Scientifically speaking, the study had serious limitations, many of them acknowledged by its authors. The sample was small, self-selecting, and unrepresentative, several faiths were not included, and there was no placebo control. “Expectancy effects” can also have a profound impact on psychedelic research, and a case can be made that participants were primed to have a certain kind of experience.
On questionnaires filled out months after their sessions, for example, participants were asked about their “sacred experience.” Andrew Gelman, a statistician at Columbia who is an expert on study design, read a draft of the paper that resulted from the study and told me in an e-mail, “I guess the punch line is that if you enroll people in a study and tell them they’re gonna have a sacred experience, then some people will have a sacred experience.” Zac Kamenetz, a Berkeley-based rabbi who participated in the study, also told me that the language used by some researchers, as well as the music played during sessions (the playlist included Enya, a Christmas choral work, “Om Namah Shivaya,” and lots of Bach), betrayed a distinctly Christian slant.

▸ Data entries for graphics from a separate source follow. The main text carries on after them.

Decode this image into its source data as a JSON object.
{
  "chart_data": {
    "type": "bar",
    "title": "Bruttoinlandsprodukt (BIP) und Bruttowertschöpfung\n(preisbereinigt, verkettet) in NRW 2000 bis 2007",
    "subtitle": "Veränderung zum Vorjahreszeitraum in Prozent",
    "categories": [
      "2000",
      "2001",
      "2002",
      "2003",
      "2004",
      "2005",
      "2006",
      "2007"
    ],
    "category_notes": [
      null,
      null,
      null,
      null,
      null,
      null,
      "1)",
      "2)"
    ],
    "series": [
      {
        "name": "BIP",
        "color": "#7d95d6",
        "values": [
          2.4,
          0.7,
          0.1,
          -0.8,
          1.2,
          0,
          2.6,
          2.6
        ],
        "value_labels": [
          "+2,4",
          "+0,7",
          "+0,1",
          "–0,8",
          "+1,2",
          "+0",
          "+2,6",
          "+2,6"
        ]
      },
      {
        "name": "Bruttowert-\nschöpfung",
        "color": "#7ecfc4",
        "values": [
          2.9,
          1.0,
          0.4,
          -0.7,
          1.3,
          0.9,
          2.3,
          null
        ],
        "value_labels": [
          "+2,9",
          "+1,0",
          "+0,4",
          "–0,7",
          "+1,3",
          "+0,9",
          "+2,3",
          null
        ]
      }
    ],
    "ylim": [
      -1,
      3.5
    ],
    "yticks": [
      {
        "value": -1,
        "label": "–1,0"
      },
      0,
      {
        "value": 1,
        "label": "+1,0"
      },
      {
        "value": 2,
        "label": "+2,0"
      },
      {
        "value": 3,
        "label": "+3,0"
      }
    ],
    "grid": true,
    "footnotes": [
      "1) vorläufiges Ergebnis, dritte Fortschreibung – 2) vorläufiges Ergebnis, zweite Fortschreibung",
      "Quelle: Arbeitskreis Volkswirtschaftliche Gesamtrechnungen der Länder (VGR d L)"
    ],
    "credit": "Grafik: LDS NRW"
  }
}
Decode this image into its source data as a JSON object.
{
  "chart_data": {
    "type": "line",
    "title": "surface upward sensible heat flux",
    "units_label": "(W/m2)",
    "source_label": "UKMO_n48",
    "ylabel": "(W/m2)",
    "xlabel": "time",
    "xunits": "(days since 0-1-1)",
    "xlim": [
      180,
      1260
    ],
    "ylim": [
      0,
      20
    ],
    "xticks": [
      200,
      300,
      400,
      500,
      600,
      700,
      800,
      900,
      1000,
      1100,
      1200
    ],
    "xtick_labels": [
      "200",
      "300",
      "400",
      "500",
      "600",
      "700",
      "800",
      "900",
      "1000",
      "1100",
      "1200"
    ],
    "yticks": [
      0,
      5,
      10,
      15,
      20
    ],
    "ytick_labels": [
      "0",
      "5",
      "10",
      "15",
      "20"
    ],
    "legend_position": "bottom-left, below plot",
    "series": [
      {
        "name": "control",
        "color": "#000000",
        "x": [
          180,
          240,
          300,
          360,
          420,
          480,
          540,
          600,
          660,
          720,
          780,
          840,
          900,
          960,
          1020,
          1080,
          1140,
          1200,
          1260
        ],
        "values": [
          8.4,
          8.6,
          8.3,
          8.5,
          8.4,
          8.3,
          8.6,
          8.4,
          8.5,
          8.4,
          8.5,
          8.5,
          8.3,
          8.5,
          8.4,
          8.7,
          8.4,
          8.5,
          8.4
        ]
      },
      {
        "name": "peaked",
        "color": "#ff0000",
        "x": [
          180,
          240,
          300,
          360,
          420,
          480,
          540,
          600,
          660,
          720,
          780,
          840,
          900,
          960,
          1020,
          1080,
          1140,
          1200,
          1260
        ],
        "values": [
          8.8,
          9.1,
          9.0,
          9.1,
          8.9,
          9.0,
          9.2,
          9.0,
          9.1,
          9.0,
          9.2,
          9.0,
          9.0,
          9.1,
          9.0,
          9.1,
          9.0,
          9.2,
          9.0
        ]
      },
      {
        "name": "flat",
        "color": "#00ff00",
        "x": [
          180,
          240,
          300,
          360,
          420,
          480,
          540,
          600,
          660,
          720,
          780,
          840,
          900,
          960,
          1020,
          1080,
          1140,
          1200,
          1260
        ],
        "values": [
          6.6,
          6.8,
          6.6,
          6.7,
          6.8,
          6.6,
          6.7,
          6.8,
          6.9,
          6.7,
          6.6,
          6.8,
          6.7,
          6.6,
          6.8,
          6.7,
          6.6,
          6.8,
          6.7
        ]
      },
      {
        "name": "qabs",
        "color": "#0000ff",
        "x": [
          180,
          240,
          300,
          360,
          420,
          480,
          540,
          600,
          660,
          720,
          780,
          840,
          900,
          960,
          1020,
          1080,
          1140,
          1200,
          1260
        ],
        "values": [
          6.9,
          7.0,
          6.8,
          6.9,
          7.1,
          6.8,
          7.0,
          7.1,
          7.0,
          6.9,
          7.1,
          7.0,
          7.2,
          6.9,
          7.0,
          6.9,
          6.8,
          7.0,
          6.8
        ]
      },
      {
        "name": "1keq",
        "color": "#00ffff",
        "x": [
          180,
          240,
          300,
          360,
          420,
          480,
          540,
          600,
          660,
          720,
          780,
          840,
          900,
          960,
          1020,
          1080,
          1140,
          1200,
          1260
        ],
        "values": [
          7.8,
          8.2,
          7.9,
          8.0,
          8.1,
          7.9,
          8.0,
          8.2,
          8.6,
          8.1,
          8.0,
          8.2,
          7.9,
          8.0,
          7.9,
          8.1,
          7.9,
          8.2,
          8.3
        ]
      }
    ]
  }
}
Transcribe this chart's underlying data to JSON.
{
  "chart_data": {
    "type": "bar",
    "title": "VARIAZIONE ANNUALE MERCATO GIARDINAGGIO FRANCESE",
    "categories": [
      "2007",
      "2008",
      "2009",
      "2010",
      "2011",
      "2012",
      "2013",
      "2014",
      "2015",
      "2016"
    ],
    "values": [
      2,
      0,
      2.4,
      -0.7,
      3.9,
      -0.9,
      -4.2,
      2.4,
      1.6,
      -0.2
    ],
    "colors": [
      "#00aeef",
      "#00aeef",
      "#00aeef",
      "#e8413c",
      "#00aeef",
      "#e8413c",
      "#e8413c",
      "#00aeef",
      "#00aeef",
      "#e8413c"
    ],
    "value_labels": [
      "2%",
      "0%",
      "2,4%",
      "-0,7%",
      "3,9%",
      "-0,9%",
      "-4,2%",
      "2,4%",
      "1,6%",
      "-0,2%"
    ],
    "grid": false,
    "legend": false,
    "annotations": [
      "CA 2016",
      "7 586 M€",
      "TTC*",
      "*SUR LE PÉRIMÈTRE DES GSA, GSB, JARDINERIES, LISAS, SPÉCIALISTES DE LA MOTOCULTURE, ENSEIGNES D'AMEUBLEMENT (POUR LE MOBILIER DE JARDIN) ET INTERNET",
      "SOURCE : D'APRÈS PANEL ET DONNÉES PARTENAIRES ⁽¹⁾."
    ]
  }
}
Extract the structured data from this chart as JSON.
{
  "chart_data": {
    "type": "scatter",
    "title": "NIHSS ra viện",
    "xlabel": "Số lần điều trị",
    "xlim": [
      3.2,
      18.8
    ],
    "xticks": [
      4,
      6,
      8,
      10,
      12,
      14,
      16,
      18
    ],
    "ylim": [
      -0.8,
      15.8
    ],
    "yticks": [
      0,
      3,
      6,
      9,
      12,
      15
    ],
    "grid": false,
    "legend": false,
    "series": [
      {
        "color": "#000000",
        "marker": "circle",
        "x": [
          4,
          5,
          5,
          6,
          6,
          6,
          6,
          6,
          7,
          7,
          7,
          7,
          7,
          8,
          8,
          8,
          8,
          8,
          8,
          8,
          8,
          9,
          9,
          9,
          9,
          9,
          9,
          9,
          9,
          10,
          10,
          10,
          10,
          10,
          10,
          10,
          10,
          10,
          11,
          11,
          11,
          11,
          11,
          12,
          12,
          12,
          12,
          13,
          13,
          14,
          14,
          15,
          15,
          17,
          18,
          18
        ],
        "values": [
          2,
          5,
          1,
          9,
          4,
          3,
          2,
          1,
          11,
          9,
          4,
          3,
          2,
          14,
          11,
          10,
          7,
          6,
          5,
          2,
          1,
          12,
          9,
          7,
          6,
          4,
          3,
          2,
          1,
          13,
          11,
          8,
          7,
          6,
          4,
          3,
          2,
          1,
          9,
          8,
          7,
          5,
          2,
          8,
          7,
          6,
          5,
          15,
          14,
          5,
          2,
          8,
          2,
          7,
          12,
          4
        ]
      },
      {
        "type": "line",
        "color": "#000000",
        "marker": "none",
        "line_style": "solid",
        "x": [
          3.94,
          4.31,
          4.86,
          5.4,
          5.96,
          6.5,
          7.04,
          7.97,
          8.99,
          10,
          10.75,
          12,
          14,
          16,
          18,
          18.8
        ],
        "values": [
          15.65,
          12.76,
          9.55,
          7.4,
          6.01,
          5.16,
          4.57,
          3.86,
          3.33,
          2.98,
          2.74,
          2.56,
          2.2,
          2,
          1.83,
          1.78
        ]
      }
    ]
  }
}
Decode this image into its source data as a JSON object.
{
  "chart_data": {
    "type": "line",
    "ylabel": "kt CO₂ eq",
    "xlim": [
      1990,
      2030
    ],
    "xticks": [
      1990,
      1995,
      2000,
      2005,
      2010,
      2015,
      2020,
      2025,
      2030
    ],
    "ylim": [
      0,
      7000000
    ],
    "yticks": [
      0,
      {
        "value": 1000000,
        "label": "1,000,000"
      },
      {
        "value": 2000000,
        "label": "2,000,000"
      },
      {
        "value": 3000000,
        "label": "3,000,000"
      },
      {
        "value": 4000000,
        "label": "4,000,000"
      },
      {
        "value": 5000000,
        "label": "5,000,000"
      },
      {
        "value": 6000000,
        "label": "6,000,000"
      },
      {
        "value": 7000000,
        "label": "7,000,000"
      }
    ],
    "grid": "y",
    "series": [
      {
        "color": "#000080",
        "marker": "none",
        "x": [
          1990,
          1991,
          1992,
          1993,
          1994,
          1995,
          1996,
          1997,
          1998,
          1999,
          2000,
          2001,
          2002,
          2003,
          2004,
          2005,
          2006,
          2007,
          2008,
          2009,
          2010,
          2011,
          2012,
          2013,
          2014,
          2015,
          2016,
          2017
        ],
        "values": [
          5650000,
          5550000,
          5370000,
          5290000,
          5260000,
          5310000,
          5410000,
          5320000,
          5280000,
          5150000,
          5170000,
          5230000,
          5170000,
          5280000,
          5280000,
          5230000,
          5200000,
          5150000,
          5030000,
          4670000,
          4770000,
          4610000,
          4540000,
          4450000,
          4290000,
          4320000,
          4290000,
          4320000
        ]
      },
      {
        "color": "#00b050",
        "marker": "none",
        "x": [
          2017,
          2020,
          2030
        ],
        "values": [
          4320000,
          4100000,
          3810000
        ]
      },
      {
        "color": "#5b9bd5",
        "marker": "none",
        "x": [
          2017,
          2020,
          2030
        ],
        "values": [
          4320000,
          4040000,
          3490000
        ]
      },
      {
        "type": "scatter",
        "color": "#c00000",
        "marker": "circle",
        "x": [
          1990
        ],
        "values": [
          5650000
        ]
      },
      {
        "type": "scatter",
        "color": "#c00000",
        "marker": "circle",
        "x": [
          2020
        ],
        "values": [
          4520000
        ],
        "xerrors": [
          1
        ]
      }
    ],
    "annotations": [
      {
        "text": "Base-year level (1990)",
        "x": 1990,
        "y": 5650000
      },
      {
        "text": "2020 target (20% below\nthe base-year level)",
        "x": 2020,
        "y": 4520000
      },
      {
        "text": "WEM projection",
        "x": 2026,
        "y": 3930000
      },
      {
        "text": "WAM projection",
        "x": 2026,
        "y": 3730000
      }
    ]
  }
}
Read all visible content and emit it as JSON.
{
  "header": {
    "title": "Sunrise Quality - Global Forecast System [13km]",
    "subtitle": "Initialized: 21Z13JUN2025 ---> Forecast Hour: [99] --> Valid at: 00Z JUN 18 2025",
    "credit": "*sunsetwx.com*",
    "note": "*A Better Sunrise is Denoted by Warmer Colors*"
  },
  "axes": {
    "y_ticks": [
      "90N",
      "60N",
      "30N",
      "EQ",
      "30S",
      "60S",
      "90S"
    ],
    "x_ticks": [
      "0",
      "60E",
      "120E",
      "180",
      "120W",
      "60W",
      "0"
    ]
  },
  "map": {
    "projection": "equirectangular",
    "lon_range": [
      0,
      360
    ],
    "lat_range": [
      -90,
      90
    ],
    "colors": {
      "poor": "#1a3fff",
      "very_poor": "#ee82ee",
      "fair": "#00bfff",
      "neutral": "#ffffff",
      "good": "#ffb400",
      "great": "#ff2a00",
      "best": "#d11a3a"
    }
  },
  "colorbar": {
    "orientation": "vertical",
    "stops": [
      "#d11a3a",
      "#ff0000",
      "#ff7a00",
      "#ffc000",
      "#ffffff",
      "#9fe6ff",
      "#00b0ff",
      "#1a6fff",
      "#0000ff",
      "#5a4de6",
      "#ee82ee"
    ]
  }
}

As an odd sort of ethnography, though, the study tells a provocative story. It’s not often that a group of clergy members recount a high-dose psilocybin trip. Would people steeped in theology and religious practice offer uniquely informed or nuanced accounts of mystical experiences? Would they encounter imagery or symbolism from their faiths—or might their experiences point to something more universal, a common core shared by all religions? Among participants who had two sessions, the researchers found that a striking number—seventy-nine per cent—reported that the experience had enriched their prayer, their effectiveness in their vocation, and their sense of the sacred in daily life. Ninety-six per cent rated their first encounters with psilocybin as being among the top five most spiritually significant experiences of their lives.
Perhaps the most intriguing question went unmentioned in the scientific paper, although it came to mind for many study participants. At a time when organized religion has been struggling with declining membership, especially among the young, could carefully prepared and guided psychedelic experiences—whether for clergy or for members of their congregations—have the potential to spark a revival of interest in religion? This is a controversial idea, so I was surprised to hear Priest and several other participants say that they believed they could. Most of the researchers were more circumspect, but Richards—an infectiously cheerful clinical psychologist who is now in his eighties—was happy to entertain the possibility. Before Richards completed a Ph.D. in counselling, he earned master’s degrees in divinity and theology. Psychedelics “can give new life to the dogma, by helping people understand where the dogma came from,” he told me at his home, in West Baltimore. “One way to look at psychedelics is as revelation happening in the present.” Then, perhaps mindful of the potential for religious or scientific backlash, he added, “Let’s not frighten the horses!”